Correct Answer: ridge line (watershed alignment)

Explanation:


Introduction / Context:
Canal alignment determines hydraulic efficiency, cost of cross-drainage works, and the ability to serve the command area. The classical principle in irrigation planning is to choose an alignment that maximizes gravity command while minimizing structures needed to cross natural drains.


Given Data / Assumptions:

  • New gravity canal planned in undulating terrain with natural drainage lines.
  • Goal: provide maximum command on both sides and reduce cross-drainage structures.
  • Standard alternatives: ridge, contour, or valley alignment.


Concept / Approach:

A ridge-line (watershed) alignment keeps the canal near the drainage divide. From here, the canal can command land on both sides with minimal crossings of streams (since streams usually flow away from the ridge). This cuts costs and hydraulic complications. Contour alignments can be long and sinuous; valley alignments face frequent cross-drainage and flooding risks.


Step-by-Step Solution:

Identify objective → maximum command + minimum cross drainage.Select watershed alignment → streams fall away on both sides, fewer crossings.Hence the preferred choice → ridge line (watershed).


Verification / Alternative check (if short method exists):

Preliminary reconnaissance profiles show fewer crossings and shorter structures along ridges compared with valley routing.

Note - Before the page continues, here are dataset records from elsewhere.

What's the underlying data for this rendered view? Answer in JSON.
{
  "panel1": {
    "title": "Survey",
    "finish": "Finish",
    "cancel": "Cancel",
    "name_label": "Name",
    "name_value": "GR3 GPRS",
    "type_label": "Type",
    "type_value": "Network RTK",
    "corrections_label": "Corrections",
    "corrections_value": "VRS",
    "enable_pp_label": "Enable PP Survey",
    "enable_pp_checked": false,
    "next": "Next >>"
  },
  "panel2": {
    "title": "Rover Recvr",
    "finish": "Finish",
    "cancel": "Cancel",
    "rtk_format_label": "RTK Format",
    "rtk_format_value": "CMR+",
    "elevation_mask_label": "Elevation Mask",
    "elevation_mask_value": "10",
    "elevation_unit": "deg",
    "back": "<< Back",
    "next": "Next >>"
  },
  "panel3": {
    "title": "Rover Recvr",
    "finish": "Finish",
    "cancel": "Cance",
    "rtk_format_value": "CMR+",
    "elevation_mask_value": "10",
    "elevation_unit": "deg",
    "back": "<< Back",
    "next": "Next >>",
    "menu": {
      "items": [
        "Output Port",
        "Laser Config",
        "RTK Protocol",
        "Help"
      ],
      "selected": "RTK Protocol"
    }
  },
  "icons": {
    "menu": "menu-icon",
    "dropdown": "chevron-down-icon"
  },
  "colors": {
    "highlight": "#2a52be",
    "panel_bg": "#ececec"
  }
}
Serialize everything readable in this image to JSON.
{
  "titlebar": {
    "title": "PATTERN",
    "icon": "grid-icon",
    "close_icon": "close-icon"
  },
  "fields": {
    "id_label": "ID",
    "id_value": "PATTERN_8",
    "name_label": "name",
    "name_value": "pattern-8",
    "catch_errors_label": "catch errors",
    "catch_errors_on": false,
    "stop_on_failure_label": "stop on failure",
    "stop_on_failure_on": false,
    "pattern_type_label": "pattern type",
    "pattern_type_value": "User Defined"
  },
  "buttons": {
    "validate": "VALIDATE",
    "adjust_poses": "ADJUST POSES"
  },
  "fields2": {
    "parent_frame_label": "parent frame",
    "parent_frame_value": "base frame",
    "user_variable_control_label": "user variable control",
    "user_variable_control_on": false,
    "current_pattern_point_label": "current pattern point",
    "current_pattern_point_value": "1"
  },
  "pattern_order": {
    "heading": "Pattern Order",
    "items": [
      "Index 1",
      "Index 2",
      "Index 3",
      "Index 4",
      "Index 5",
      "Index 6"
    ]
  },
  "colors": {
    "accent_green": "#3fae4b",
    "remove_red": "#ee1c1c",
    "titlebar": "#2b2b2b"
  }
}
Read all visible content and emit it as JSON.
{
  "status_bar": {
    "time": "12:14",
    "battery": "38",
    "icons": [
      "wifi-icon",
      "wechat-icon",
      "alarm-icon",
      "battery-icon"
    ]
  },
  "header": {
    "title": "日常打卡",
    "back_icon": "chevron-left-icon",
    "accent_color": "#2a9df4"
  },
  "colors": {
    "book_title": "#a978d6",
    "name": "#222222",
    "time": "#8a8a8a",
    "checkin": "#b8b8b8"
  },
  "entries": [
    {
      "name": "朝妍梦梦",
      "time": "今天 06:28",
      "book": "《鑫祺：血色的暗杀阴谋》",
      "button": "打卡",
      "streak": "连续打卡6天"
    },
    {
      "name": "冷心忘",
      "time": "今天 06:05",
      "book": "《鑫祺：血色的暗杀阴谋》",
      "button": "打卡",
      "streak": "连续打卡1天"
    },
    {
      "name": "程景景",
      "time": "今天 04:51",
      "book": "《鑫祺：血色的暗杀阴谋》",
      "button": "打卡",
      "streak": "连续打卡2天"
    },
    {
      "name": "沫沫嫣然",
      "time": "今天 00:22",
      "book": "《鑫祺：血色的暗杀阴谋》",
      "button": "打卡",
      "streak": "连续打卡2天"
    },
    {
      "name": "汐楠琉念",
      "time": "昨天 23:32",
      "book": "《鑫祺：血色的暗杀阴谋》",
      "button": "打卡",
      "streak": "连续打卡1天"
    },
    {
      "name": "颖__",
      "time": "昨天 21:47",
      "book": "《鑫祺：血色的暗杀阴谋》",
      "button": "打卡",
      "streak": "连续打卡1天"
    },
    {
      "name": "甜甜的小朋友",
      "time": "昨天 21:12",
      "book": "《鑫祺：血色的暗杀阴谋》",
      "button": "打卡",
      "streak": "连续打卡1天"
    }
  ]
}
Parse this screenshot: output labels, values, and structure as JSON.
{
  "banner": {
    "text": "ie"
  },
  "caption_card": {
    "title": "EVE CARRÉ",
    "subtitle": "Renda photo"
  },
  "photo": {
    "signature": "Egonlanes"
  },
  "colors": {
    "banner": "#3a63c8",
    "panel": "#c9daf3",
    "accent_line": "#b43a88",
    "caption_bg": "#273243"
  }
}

Why Other Options Are Wrong:

Contour lines lead to meandering alignment and longer lengths; valley lines require many cross-drainage works and suffer flood interference; straight or random alignments ignore topography and hydrology.


Common Pitfalls (misconceptions, mistakes):

Confusing watershed alignment with contour alignment; overlooking future drainage development that favors ridge routing.